UK retailers are still not doing enough to incorporate their stores into the online supply chain, a new peak season shipping survey suggests.

The research by retail consultants Kurt Salmon shows that while stores are starting to play a bigger role in helping retailers meet the demands of their online customers, there is still much more they should be doing to build their costliest asset into the fulfilment landscape.

"Even though UK retailers have embraced click and collect, very few are grabbing the opportunity to improve product availability and reduce delivery times by incorporating their stores into the online supply chain so that there is a single fulfilment option," confirms Judy Blackburn, director, Kurt Salmon.

Of the 50 UK retailers surveyed – including traditional big boxes, department stores, specialty retailers and online only e-tailers – only 5% offered 'ship from store', while 'reserve in store' was limited to just 10%.  This compares with figures from a similar survey conducted by Kurt Salmon among retailers in the US, which revealed 'ship from store' was 22%, and 50% offered a 'reserve in store' option.

Some retailers will still be counting the cost of lost sales over Christmas. Of those surveyed, 10% were unable to deliver in the last week before Christmas, with one retailer telling its customers they had to order two weeks before to guarantee delivery.

As more and more customers will only buy online if free shipping and returns are offered, it was not surprising to find this provided by the majority of retailers (90% and 68% respectively). However, servicing this proposition is costly, particularly as multiple orders were delivered in multiple packages.

"To minimise costs, orders need to be delivered in one package, yet 37% of retailers were unable to achieve this, with an average 2.8 parcels for multiple orders. One retailer delivered all six items in six separate packages, each incurring delivery costs and significant packaging waste," says Blackburn.
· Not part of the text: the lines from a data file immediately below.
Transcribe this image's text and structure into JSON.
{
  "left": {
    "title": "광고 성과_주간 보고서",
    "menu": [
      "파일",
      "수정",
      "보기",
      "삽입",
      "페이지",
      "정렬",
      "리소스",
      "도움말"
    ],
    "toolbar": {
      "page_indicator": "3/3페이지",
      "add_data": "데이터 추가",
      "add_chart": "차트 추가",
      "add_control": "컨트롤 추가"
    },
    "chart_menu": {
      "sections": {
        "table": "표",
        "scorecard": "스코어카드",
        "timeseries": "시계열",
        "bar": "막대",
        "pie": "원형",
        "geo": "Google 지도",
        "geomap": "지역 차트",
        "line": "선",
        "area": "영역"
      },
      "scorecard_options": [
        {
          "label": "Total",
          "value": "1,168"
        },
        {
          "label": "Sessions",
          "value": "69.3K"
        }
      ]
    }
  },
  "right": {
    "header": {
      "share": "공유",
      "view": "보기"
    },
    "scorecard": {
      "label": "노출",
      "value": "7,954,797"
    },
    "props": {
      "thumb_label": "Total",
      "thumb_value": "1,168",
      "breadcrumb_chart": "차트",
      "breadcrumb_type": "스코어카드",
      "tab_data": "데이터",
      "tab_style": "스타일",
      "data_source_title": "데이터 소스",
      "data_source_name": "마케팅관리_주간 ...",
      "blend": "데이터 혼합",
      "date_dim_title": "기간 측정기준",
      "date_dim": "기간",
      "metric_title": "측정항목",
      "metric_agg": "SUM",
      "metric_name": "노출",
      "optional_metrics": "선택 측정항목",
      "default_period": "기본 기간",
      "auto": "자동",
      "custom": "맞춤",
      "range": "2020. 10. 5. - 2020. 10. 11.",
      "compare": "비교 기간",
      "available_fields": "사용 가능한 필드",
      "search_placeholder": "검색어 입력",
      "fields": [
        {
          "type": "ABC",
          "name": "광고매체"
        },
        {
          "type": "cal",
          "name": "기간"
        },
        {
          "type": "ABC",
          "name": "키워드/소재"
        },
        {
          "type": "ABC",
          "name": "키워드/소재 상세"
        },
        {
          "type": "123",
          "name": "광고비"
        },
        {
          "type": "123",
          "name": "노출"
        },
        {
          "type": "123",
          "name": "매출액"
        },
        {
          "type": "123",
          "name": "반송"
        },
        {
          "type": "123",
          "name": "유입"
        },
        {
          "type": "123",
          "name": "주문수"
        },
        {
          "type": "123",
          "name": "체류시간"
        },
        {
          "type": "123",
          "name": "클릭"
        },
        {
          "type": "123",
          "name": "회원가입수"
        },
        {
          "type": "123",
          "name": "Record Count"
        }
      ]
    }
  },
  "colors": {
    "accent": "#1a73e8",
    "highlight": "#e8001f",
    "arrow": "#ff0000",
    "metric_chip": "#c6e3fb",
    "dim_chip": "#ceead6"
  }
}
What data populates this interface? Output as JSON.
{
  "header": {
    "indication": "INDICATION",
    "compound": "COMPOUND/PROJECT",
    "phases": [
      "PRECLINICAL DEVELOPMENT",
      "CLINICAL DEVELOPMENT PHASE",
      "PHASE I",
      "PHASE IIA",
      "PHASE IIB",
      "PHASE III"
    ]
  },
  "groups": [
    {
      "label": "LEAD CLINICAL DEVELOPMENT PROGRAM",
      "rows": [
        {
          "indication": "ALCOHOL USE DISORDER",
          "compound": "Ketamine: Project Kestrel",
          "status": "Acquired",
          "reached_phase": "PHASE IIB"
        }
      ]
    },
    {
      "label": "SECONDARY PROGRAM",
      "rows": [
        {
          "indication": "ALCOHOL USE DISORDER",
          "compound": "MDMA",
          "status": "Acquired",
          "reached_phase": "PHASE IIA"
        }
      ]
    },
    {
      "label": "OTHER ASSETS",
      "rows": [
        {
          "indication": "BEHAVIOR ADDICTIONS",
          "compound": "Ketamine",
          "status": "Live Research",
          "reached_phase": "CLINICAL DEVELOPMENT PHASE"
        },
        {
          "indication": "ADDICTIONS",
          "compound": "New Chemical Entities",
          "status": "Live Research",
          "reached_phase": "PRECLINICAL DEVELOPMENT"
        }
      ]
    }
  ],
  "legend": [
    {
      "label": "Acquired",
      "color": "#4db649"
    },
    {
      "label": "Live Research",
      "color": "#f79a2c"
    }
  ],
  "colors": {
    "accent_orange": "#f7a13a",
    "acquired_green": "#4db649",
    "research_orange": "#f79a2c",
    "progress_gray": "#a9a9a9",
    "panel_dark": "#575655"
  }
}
"But retailers are not just absorbing the cost of delivery, there are also the returns to be taken into consideration. Some 68% of retailers offered free returns and 33% refunded the delivery cost if customers returned the full order.

"After the delivery challenges resulting from Black Friday in 2014, retailers spent 12 months planning to meet expected growth in 2015. While the majority did a good job, realistically they now need to start building new strategies to manage the growing disruption of online rather than continuing to simply plan for growth.

"Many UK retailers were caught out by stock challenges and margin pressure at the end of the year as a result of the warm weather and as the customer spend was brought forward from pre-Christmas gifts to Black Friday purchases," Blackburn adds.

"Planning the range early will be key to ensure customers have the choice but also that retailers can make a profit after discounts and online cost to serve are taken into account.

"Collaboration with new partners to make investment in the last mile to drive omnichannel efficiencies will be an essential next step and as online sales grow the role of the offline store should be questioned: store, showroom, fulfilment hub?

"With some seven months before the next Black Friday, retailers have time to look at how they meet their profitability targets, taking into account their product ranges and promotions, labour cost pressures and their changing property portfolios."